Kerala Kaumudi Online
Friday, 22 January 2021 3.51 PM IST

Rape and murder of sisters: Let the chariot of justice reach Walayar 


The Kerala High Court on Wednesday ordered a re-trial in the Walayar case in which two minor sisters were found dead in their hut in 2017 after allegedly being sexually assaulted.

A Division Bench of Justices A Hariprasad and M R Anitha allowed the appeals filed by the state government and the mother of the children and set aside a Special Protection of Children from Sexual Offences (POCSO) Court order acquitting four accused in the case.

The court directed the accused to appear before the trial court on January20.

It observed that there were serious lapses in the investigation and that the entire matter needs fresh consideration.

The court also allowed the prosecution to seek permission from the trial court for further probe into the matter.

The bench expressed dissatisfaction in the manner of conduct of trial by the POCSO Court and pointed out the need for special training for the POCSO Court judges.
The eldest girl, aged 13, was found hanging in the hut on January 13, 2017 and the younger sister (9) on March 4.

Both were allegedly sexually assaulted.

However, a special POCSO court in Palakkad had, in October 2019, acquitted the five accused for want for evidence.

Days after the acquittal, the government had, on November 18 removed the Public Prosecutor who handled the case.

Later, the government filed an appeal in the High Court challenging the acquittal, saying the lower court verdict was absolutely perverse and wholly unsustainable.

There are hints that the government will also move in the direction of reinvestigation.

This has been case that has been pricking the conscience of Kerala for the past four years.

This is a thing of happiness for all those who have not lost faith in judiciary.

In today’s high court order there are also observations that puts not only the prosecution but also the POCSO court also in the dock.
What had weakened the case was the lapses from the part of first SI who handled the case till the public prosecutors.

The above case is an example of denial of justice to the weak section of society.

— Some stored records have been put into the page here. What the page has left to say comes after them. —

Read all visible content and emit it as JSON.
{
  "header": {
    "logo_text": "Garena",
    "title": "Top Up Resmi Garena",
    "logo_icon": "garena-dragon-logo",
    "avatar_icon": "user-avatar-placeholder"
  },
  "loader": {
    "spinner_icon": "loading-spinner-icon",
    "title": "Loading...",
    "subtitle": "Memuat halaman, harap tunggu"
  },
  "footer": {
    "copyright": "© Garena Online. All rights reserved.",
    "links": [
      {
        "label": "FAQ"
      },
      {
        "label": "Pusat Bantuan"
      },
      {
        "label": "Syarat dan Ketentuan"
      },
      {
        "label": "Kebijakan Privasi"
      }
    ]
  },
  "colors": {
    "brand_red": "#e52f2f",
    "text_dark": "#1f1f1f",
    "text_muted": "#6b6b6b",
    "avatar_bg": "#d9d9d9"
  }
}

The high court’s order today is the one that strengthens people’s trust in judiciary.

Perhaps this may be the first such an incident in the State judicial history. POCSO courts have been set up across the country to ensure speedy justice for unfortunate girls who have been subjected to violence.

The two sisters girls, aged 13 and nine, were found hanging inside their one-room home 52 days apart -- elder girl on January 13, 2017. The post-mortem examinations had confirmed that the minors were subjected to sexual assault before their deaths.
But the police didn’t take any step to find out the mystery behind the two deaths under dubious circumstances.

Also, there were strong allegations that the second child’s was not a suicide but a brutal murder. Most of the evidence collected did not reach the court during the trial.

There were more than fifty witnesses. Most of them turned hostile in court.

The fact that the prosecution was not even interested in presenting the statements of close relatives, including the girl's mother, against the accused in the court was a big controversy during the trial.

To sum up, one doubted whether the case was conducted for the accused.

In short, the case was handled from beginning to end as if it were for the defendants.

The government later approached the high court only because it was convinced of its lapses in the case.

Now the government can form a new team of trustworthy officers and reinvestigate the case and conduct the trial.
Among the five accused one had committed suicide and one is juvenile and his trial is in the juvenile court.

The Judicial Commission had also earlier listed the errors in the investigation of the Walayar case.

The commission's finding that the second child could have been saved from death if the police had acted honestly in the first case is notable.

It is disgracing and humiliating when one sees how lightly the law and justice authorities had handled such an incident which has completely shaken the conscience of the society.

It is comforting to know that the tears and tireless struggle of that mother who lost her children shave found some result, at least now.

The final justice will be delivered to the Walayar girls only when the accused are punished. The Division Bench had directed that a copy of the High Court order quashing the POCSO Court judgment be sent to the Chief Secretary.

This is to understand the flaws in the case investigation and to provide guidance on how to deal with such cases in the future.
Since there are policemen in the police force who work for anti-socials and criminals, such a set of guidelines is very much necessary.